Er zijn waargenomen dat hypervelocity-sterren met extreme snelheden (700 km / s) de Melkweg doorkruisen, maar over de mechanismen die tot dergelijke verschijnselen leiden, wordt nog gediscussieerd. Tauris beweert dat scheve supernova-explosies lagere massa-zonnesterren uit de Melkweg kunnen werpen met snelheden tot 1280 km / s. "[Dit mechanisme] kan de meerderheid (zo niet alle) van de gedetecteerde G / K-dwerg hypervelocity kandidaten verklaren", zei hij.
Er zijn verschillende mechanismen voorgesteld als de bron voor hypervelocity-sterren, en de hypothesen kunnen variëren afhankelijk van het stellaire type. Een vereenvoudigde samenvatting van de hypothese die Tauris voorstaat, begint met een ster met een hogere massa in een strak binair systeem, dat uiteindelijk een supernova-explosie met kerninslag ondergaat. De nabijheid van de sterren in het systeem zorgt er mede voor dat de baansnelheden buitengewoon groot zijn. Het binaire systeem wordt verstoord door de supernova-explosie, die scheef (asymmetrisch) is en de opkomende neutronenster een flinke trap geeft. De overblijfselen van supernova's met enorme voorlopers zijn neutronensterren of mogelijk een exotischer object (d.w.z. een zwart gat).
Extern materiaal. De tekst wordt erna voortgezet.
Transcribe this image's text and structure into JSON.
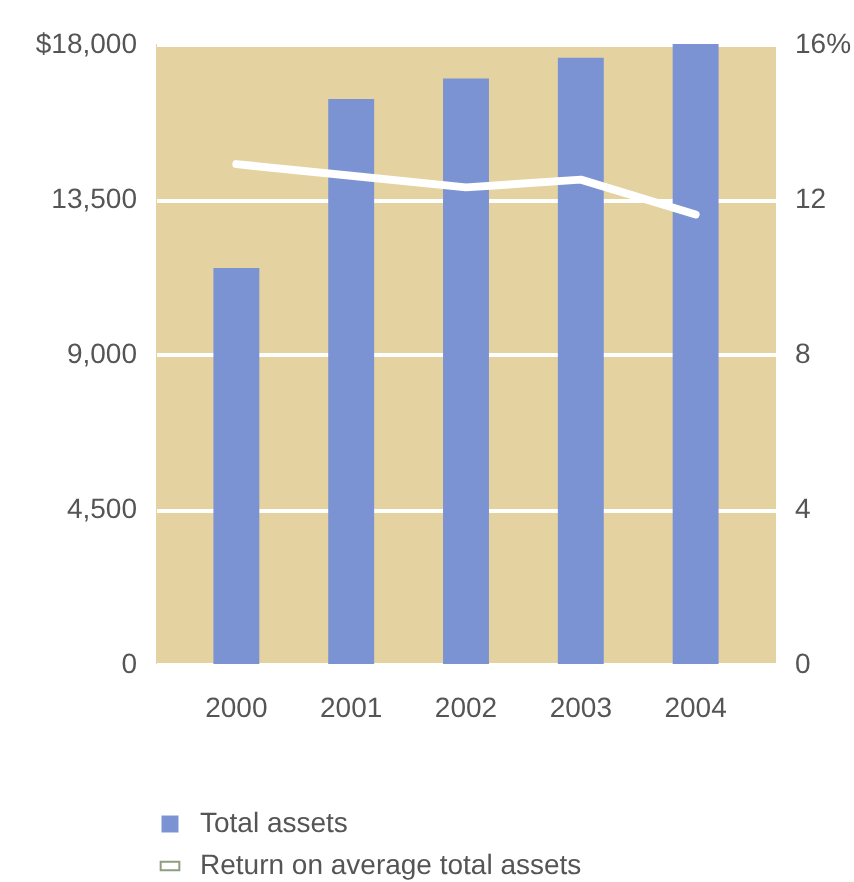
{
  "chart_data": {
    "type": "bar",
    "categories": [
      "2000",
      "2001",
      "2002",
      "2003",
      "2004"
    ],
    "series": [
      {
        "name": "Total assets",
        "color": "#7b93d2",
        "values": [
          11500,
          16400,
          17000,
          17600,
          18000
        ]
      },
      {
        "name": "Return on average total assets",
        "type": "line",
        "axis": "y2",
        "color": "#ffffff",
        "values": [
          12.9,
          12.6,
          12.3,
          12.5,
          11.6
        ]
      }
    ],
    "ylim": [
      0,
      18000
    ],
    "yticks": [
      0,
      {
        "value": 4500,
        "label": "4,500"
      },
      {
        "value": 9000,
        "label": "9,000"
      },
      {
        "value": 13500,
        "label": "13,500"
      },
      {
        "value": 18000,
        "label": "$18,000"
      }
    ],
    "y2lim": [
      0,
      16
    ],
    "y2ticks": [
      0,
      4,
      8,
      12,
      {
        "value": 16,
        "label": "16%"
      }
    ],
    "grid": "y",
    "legend": "bottom"
  }
}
Omgekeerd merkte Tauris op dat de bovengenoemde binaire oorsprong niet gemakkelijk de waargenomen snelheden van alle hypervelocity-sterren met een hogere massa kan verklaren, namelijk de B-sterren, die vaak verband houden met een ejectiemechanisme van een binaire interactie met het superzware zwarte gat aan de Melkweg centrum. Anderen hebben voorgesteld dat interacties tussen meerdere sterren nabij de centra van sterrenhopen aanleiding kunnen geven tot bepaalde hypervelocity-kandidaten.
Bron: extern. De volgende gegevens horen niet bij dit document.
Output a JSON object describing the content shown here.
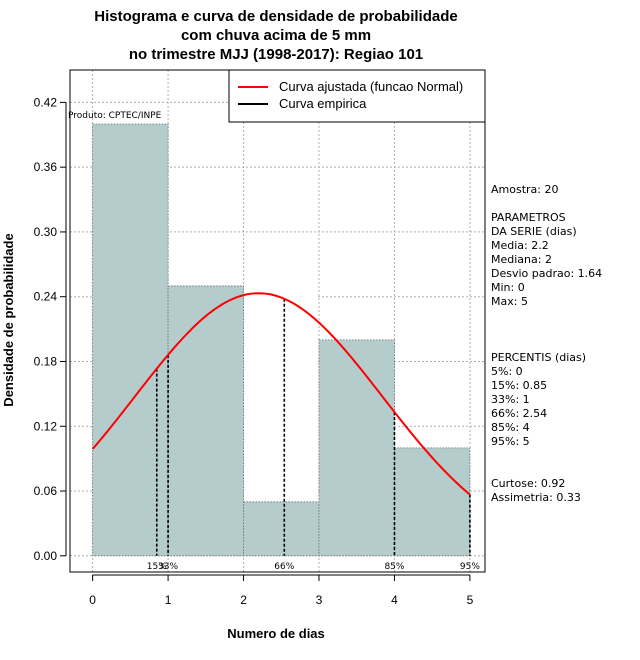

Er zijn verschillende potentiële compacte objecten (neutronensterren) met extreme snelheden, zoals B2011 + 38, B2224 + 65, IGR J11014-6103 en B1508 + 55, waarbij de laatste mogelijk een snelheid van 1100 km / s vertoont. Tauris besluit echter met de opmerking dat "er nog steeds geen duidelijke identificatie is van een hypervelocity-ster die via een supernova uit een binair getal wordt uitgestoten, hoewel er een kandidaat bestaat (HD 271791) waarover wordt gedebatteerd."
Tauris is aangesloten bij het Argelander-Institut für Astronomie en Max-Planck-Institut für Radioastronomie. Zijn bevindingen zullen worden gepubliceerd in het komende maartnummer van de Monthly Notices of the Royal Astronomical Society.
De geïnteresseerde lezer kan een voordruk vinden van Tauris 'studie over arXiv. Onderzoeken van hypervelocity-sterren werden gepubliceerd door Brown et al. 2014 en Palladino et al. 2014.